[c10d] Provide failure reason from ProcessGroup when aborting NCCL comm (#64241)
Summary:
Pull Request resolved: https://github.com/pytorch/pytorch/pull/64241
When things go wrong PG NCCL aborts nccl communicators via `ncclCommAbort`, but one issues is that often the error can be set to `ncclSystemError` (see https://github.com/pytorch/pytorch/blob/master/torch/csrc/distributed/c10d/NCCLUtils.hpp#L176) when that might not be the true cause of the issue and the actual issue is that some prior work timed out, communicator was aborted on other rank, etc.

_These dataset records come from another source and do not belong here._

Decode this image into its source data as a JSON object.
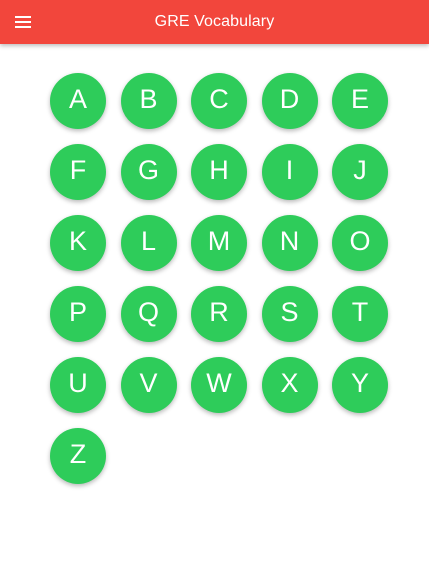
{
  "app_bar": {
    "title": "GRE Vocabulary",
    "menu_icon": "hamburger-menu-icon",
    "background_color": "#f2463c",
    "text_color": "#ffffff"
  },
  "letters": {
    "button_color": "#2ecc5a",
    "items": [
      "A",
      "B",
      "C",
      "D",
      "E",
      "F",
      "G",
      "H",
      "I",
      "J",
      "K",
      "L",
      "M",
      "N",
      "O",
      "P",
      "Q",
      "R",
      "S",
      "T",
      "U",
      "V",
      "W",
      "X",
      "Y",
      "Z"
    ]
  }
}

This results in a lot of confusion when debugging jobs with a large no. of processes as the current message for ncclSystemError is not very informative: https://github.com/pytorch/pytorch/blob/master/torch/csrc/distributed/c10d/NCCLUtils.hpp#L22
The fix here is to pass in a string exception message from PG NCCL down to `NCCLUtils` which will aim to raise that as the actual issue and not the confusing `ncclSystemError` message.
Test Plan: CI
Reviewed By: pallab-zz, cbalioglu
Differential Revision: D30658855
fbshipit-source-id: 17661dbe0a1bb8cc5b87b637c47634b1f52f54e1